Wettbewerb: Auch Ekel kann langweilen
Schon im Vorfeld war Fatih Akin der Star der deutschen Wettbewerbsbeiträge. Er ist der einzige Preisträger in diesem Jahrhundert, sein Film »Gegen die Wand« gewann 2004 den goldenen Bären. Mit Spannung wartete man also auf den Einlass zu Akins neuem Film »Der goldene Handschuh«. Zumal der zugrundeliegende Roman von Heinz Strunk schon vielfach gelobt worden war. Und dann das. Als der Serienmörder Fritz Honka nach 80 Minuten seinen dritten Mord begeht und eine sich heftig wehrende Frau erdrosselt, schreit eine Frau im Publikum laut »Scheiße«. Der Saal bleibt ruhig. Kein Applaus, kein Gelächter, eher betroffene Stille. Oder war er der Stupor den überbordender Ekel auslösen kann? Akins Film umfasst nur wenige Wochen im Leben von Fritz Honka, der aus Leipzig kam und in Hamburg 4 Frauen tötete. Tatsächlich fanden diese Morde zwischen 1970 und 75 statt, aber im Film scheint die Zeit lähmend still zu stehen.
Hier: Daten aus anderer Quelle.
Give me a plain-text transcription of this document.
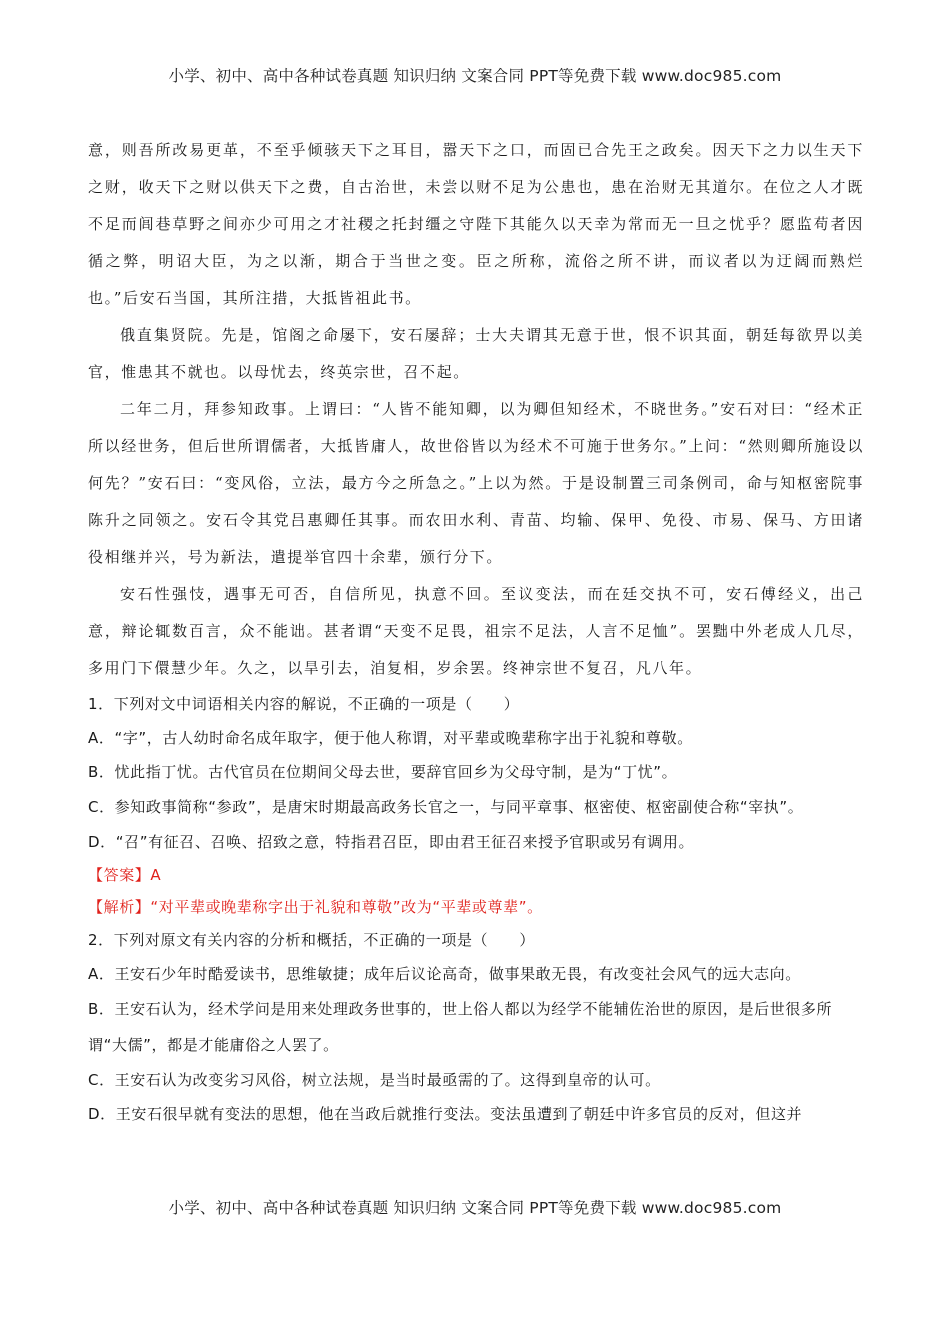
小学、初中、高中各种试卷真题 知识归纳 文案合同 PPT等免费下载 www.doc985.com

意，则吾所改易更革，不至乎倾骇天下之耳目，嚣天下之口，而固已合先王之政矣。因天下之力以生天下之财，收天下之财以供天下之费，自古治世，未尝以财不足为公患也，患在治财无其道尔。在位之人才既不足而闾巷草野之间亦少可用之才社稷之托封缰之守陛下其能久以天幸为常而无一旦之忧乎？愿监苟者因循之弊，明诏大臣，为之以渐，期合于当世之变。臣之所称，流俗之所不讲，而议者以为迂阔而熟烂也。”后安石当国，其所注措，大抵皆祖此书。

俄直集贤院。先是，馆阁之命屡下，安石屡辞；士大夫谓其无意于世，恨不识其面，朝廷每欲畀以美官，惟患其不就也。以母忧去，终英宗世，召不起。

二年二月，拜参知政事。上谓曰：“人皆不能知卿，以为卿但知经术，不晓世务。”安石对曰：“经术正所以经世务，但后世所谓儒者，大抵皆庸人，故世俗皆以为经术不可施于世务尔。”上问：“然则卿所施设以何先？”安石曰：“变风俗，立法，最方今之所急之。”上以为然。于是设制置三司条例司，命与知枢密院事陈升之同领之。安石令其党吕惠卿任其事。而农田水利、青苗、均输、保甲、免役、市易、保马、方田诸役相继并兴，号为新法，遣提举官四十余辈，颁行分下。

安石性强忮，遇事无可否，自信所见，执意不回。至议变法，而在廷交执不可，安石傅经义，出己意，辩论辄数百言，众不能诎。甚者谓“天变不足畏，祖宗不足法，人言不足恤”。罢黜中外老成人几尽，多用门下儇慧少年。久之，以旱引去，洎复相，岁余罢。终神宗世不复召，凡八年。

1．下列对文中词语相关内容的解说，不正确的一项是（　　）

A．“字”，古人幼时命名成年取字，便于他人称谓，对平辈或晚辈称字出于礼貌和尊敬。

B．忧此指丁忧。古代官员在位期间父母去世，要辞官回乡为父母守制，是为“丁忧”。

C．参知政事简称“参政”，是唐宋时期最高政务长官之一，与同平章事、枢密使、枢密副使合称“宰执”。

D．“召”有征召、召唤、招致之意，特指君召臣，即由君王征召来授予官职或另有调用。

【答案】A

【解析】“对平辈或晚辈称字出于礼貌和尊敬”改为“平辈或尊辈”。

2．下列对原文有关内容的分析和概括，不正确的一项是（　　）

A．王安石少年时酷爱读书，思维敏捷；成年后议论高奇，做事果敢无畏，有改变社会风气的远大志向。

B．王安石认为，经术学问是用来处理政务世事的，世上俗人都以为经学不能辅佐治世的原因，是后世很多所谓“大儒”，都是才能庸俗之人罢了。

C．王安石认为改变劣习风俗，树立法规，是当时最亟需的了。这得到皇帝的认可。

D．王安石很早就有变法的思想，他在当政后就推行变法。变法虽遭到了朝廷中许多官员的反对，但这并

小学、初中、高中各种试卷真题 知识归纳 文案合同 PPT等免费下载 www.doc985.com
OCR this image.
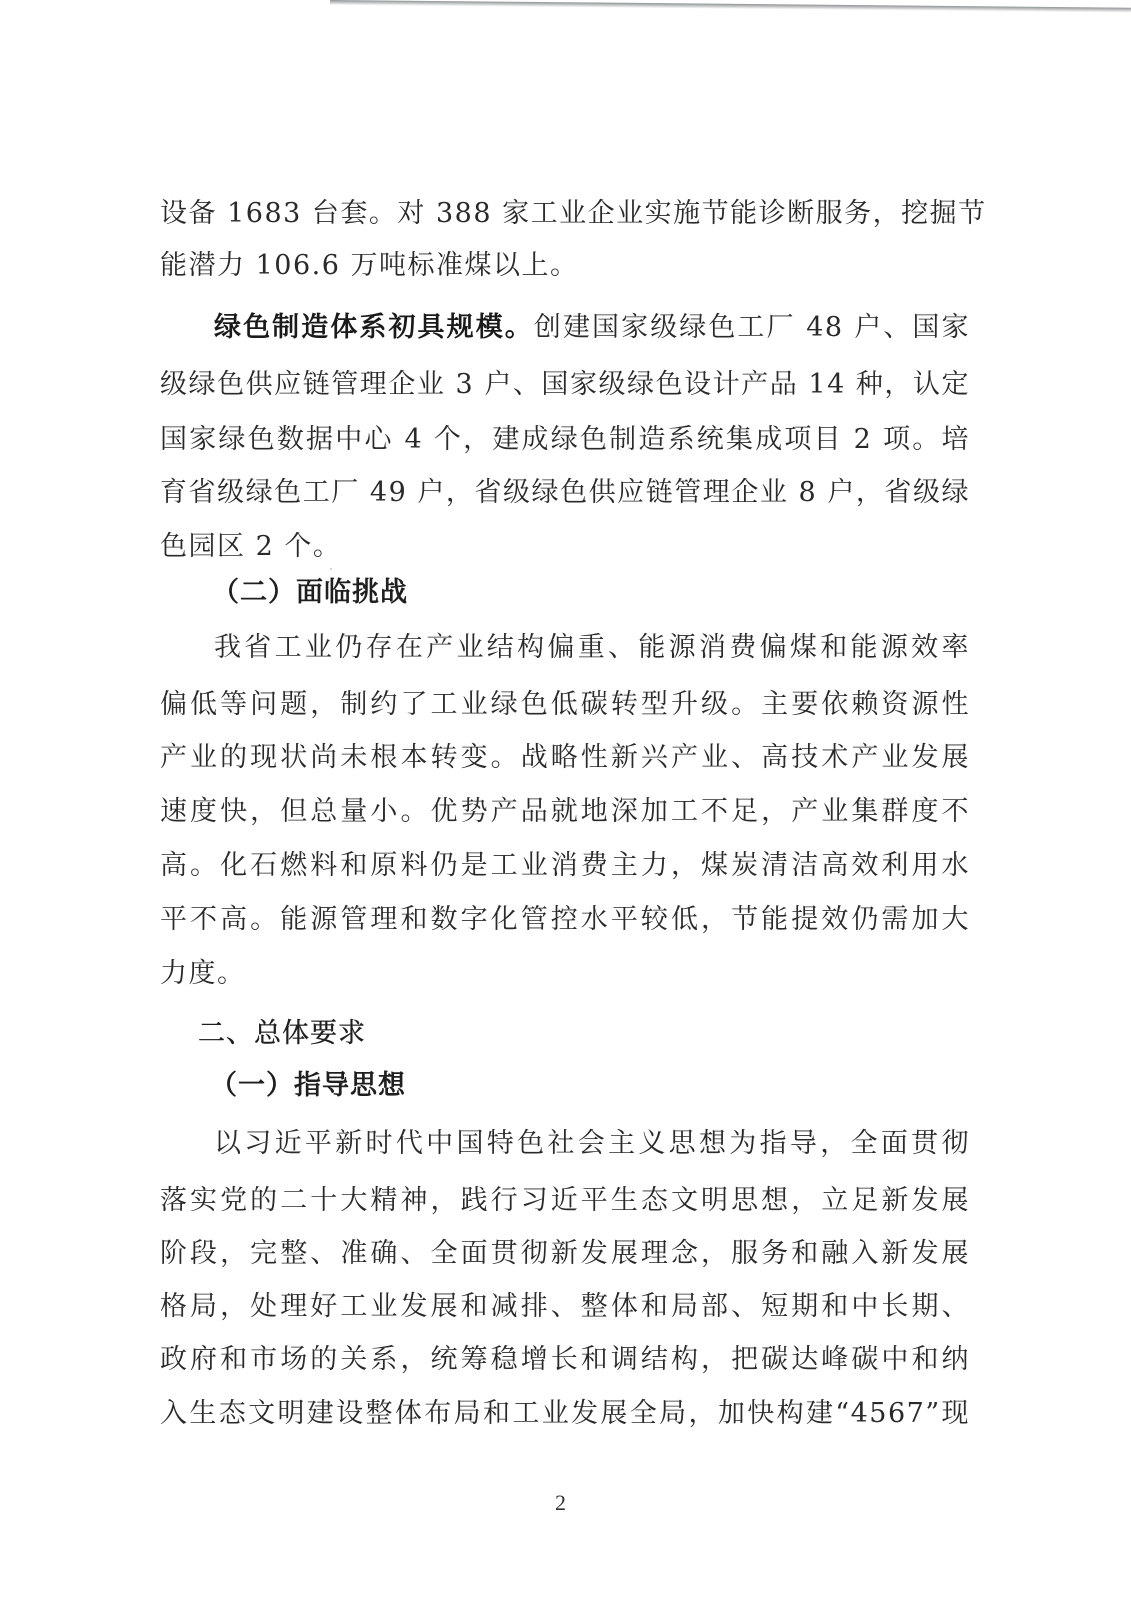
设备 1683 台套。对 388 家工业企业实施节能诊断服务，挖掘节
能潜力 106.6 万吨标准煤以上。
绿色制造体系初具规模。创建国家级绿色工厂 48 户、国家
级绿色供应链管理企业 3 户、国家级绿色设计产品 14 种，认定
国家绿色数据中心 4 个，建成绿色制造系统集成项目 2 项。培
育省级绿色工厂 49 户，省级绿色供应链管理企业 8 户，省级绿
色园区 2 个。
（二）面临挑战
我省工业仍存在产业结构偏重、能源消费偏煤和能源效率
偏低等问题，制约了工业绿色低碳转型升级。主要依赖资源性
产业的现状尚未根本转变。战略性新兴产业、高技术产业发展
速度快，但总量小。优势产品就地深加工不足，产业集群度不
高。化石燃料和原料仍是工业消费主力，煤炭清洁高效利用水
平不高。能源管理和数字化管控水平较低，节能提效仍需加大
力度。
二、总体要求
（一）指导思想
以习近平新时代中国特色社会主义思想为指导，全面贯彻
落实党的二十大精神，践行习近平生态文明思想，立足新发展
阶段，完整、准确、全面贯彻新发展理念，服务和融入新发展
格局，处理好工业发展和减排、整体和局部、短期和中长期、
政府和市场的关系，统筹稳增长和调结构，把碳达峰碳中和纳
入生态文明建设整体布局和工业发展全局，加快构建“4567”现
2
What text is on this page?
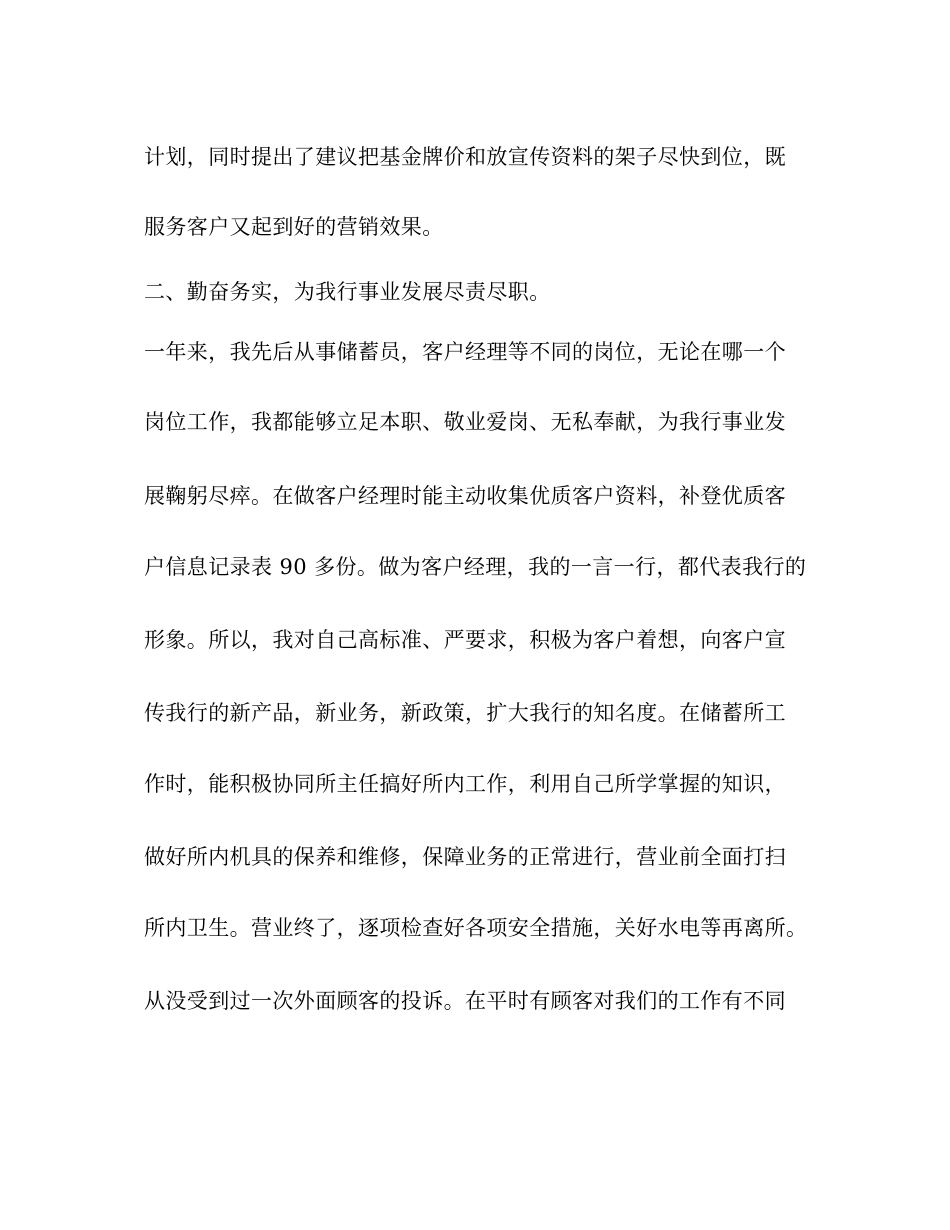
计划，同时提出了建议把基金牌价和放宣传资料的架子尽快到位，既

服务客户又起到好的营销效果。

二、勤奋务实，为我行事业发展尽责尽职。

一年来，我先后从事储蓄员，客户经理等不同的岗位，无论在哪一个

岗位工作，我都能够立足本职、敬业爱岗、无私奉献，为我行事业发

展鞠躬尽瘁。在做客户经理时能主动收集优质客户资料，补登优质客

户信息记录表 90 多份。做为客户经理，我的一言一行，都代表我行的

形象。所以，我对自己高标准、严要求，积极为客户着想，向客户宣

传我行的新产品，新业务，新政策，扩大我行的知名度。在储蓄所工

作时，能积极协同所主任搞好所内工作，利用自己所学掌握的知识，

做好所内机具的保养和维修，保障业务的正常进行，营业前全面打扫

所内卫生。营业终了，逐项检查好各项安全措施，关好水电等再离所。

从没受到过一次外面顾客的投诉。在平时有顾客对我们的工作有不同
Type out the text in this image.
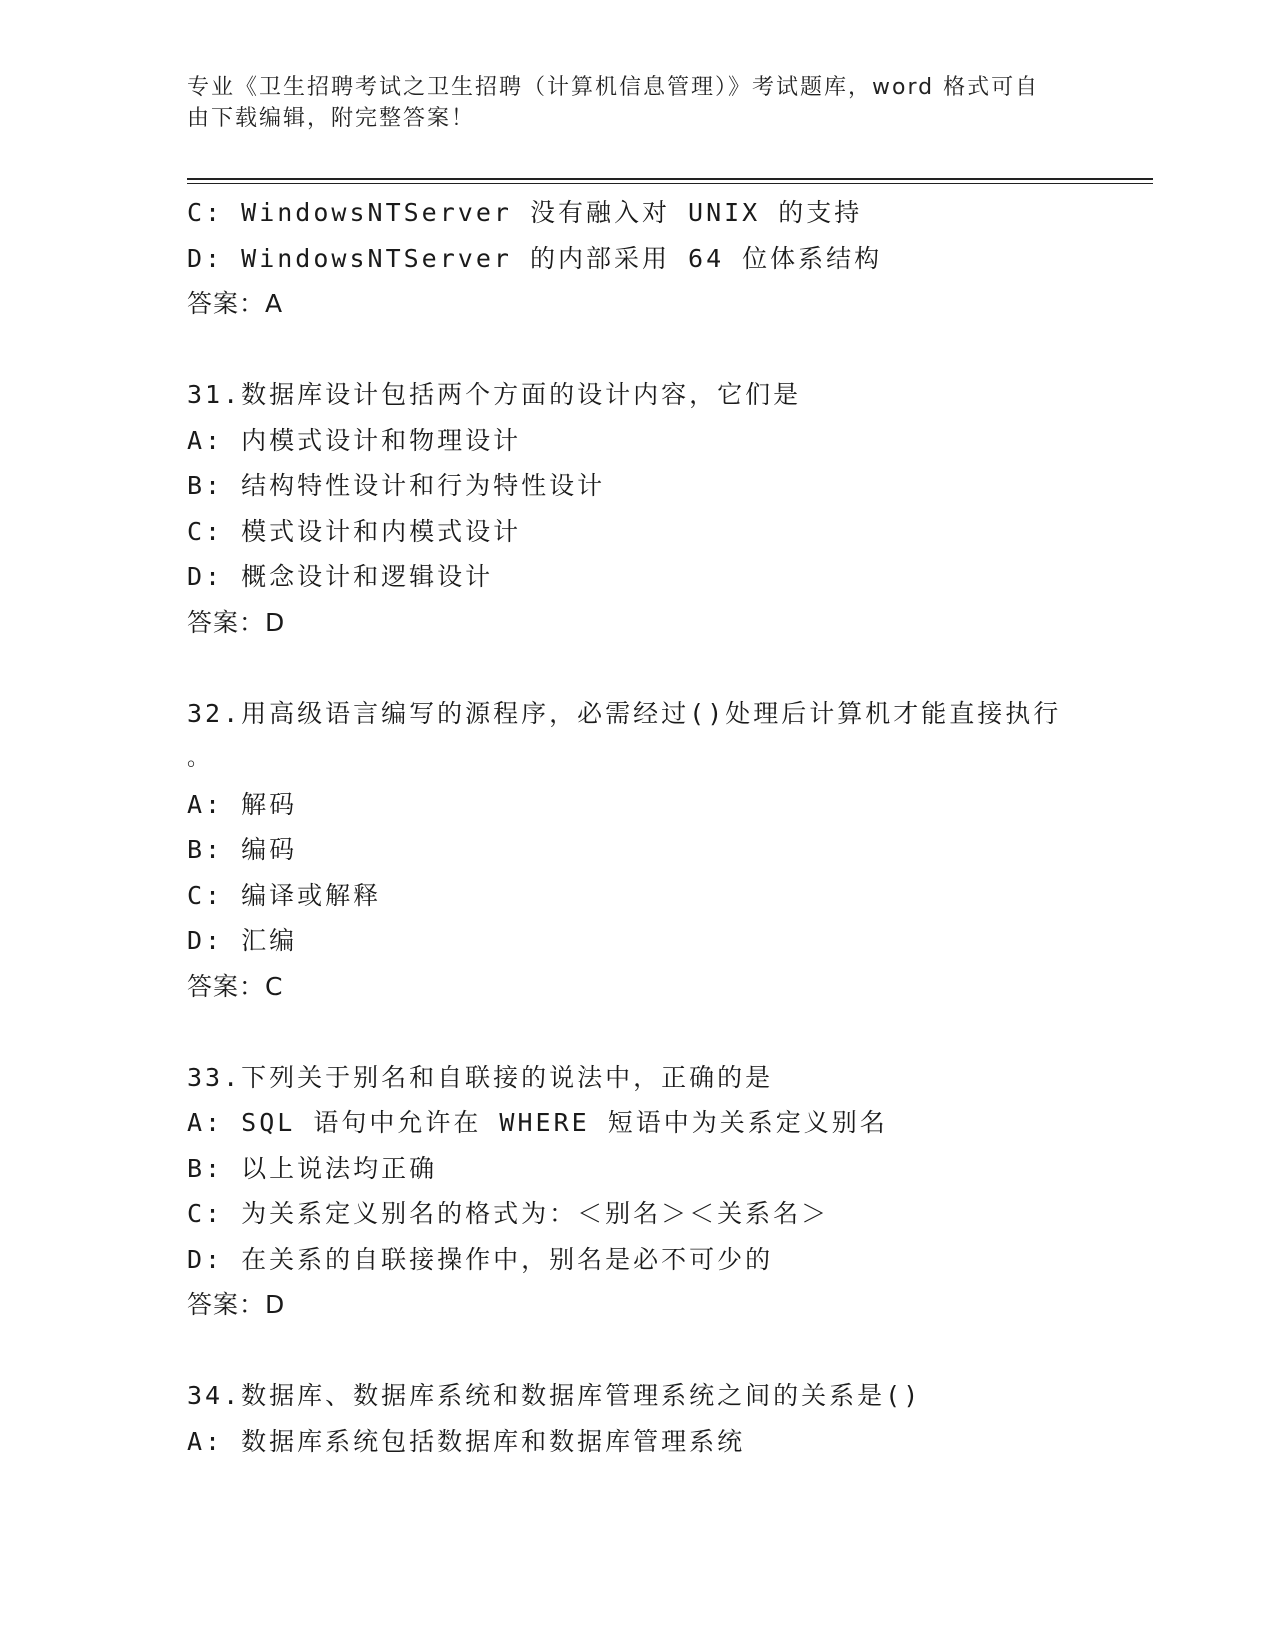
专业《卫生招聘考试之卫生招聘（计算机信息管理）》考试题库，word 格式可自
由下载编辑，附完整答案！
C: WindowsNTServer 没有融入对 UNIX 的支持
D: WindowsNTServer 的内部采用 64 位体系结构
答案：A
31.数据库设计包括两个方面的设计内容，它们是
A: 内模式设计和物理设计
B: 结构特性设计和行为特性设计
C: 模式设计和内模式设计
D: 概念设计和逻辑设计
答案：D
32.用高级语言编写的源程序，必需经过()处理后计算机才能直接执行
。
A: 解码
B: 编码
C: 编译或解释
D: 汇编
答案：C
33.下列关于别名和自联接的说法中，正确的是
A: SQL 语句中允许在 WHERE 短语中为关系定义别名
B: 以上说法均正确
C: 为关系定义别名的格式为：＜别名＞＜关系名＞
D: 在关系的自联接操作中，别名是必不可少的
答案：D
34.数据库、数据库系统和数据库管理系统之间的关系是()
A: 数据库系统包括数据库和数据库管理系统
Das Zentrum des Films ist eine heruntergekommene 24 Stunden-Kneipe. »Der goldene Handschuh« wird bevölkert von saufenden alten Männern und Frauen, deren bessere Tage schon lange vorbei sind. Willenlos folgen sie dem Ruf des Schnapses in Honkas Wohnung und werden dort bestialisch ermordet. Akins Film ist durchzogen von Ekel und Abscheu, und man kann nur froh sein, dass sich die absurde Idee eines Geruchskinos ebenso schnell wieder verflüchtigt hat, wie sie aufkam. Es reicht schon, dass man sehen muß, wie es in der Wohnung stinkt, in der die Leichen versteckt sind. Sicher ist Ekel ein Gefühl, dass im Kino nicht fehlen darf. Vor den Schrecken eines Serienmörders darf es die Linse nicht verschließen. Aber wenn es so dick aufgetragen wird, verklebt es die Differenzierung. Und dann kann auch Ekel langweilen. Honka, aber auch die anderen Figuren sind einem seltsam egal, der Film ist lang, schwerfällig und im höchsten Maße unangenehm. Wieder einmal zeigt sich, dass ein gutes Buch, das die Zeit, den Hamburger Kiez und die gesellschaftlich Geächteten mit großer Sorgfalt beschrieb, sich nicht so einfach in Bilder umsetzen läßt. Und dann hat man irgendwie auch vergessen, das Akin so mäßige Filme wie »The Cut«, »Auf der anderen Seite« oder »Solino« gedreht hat.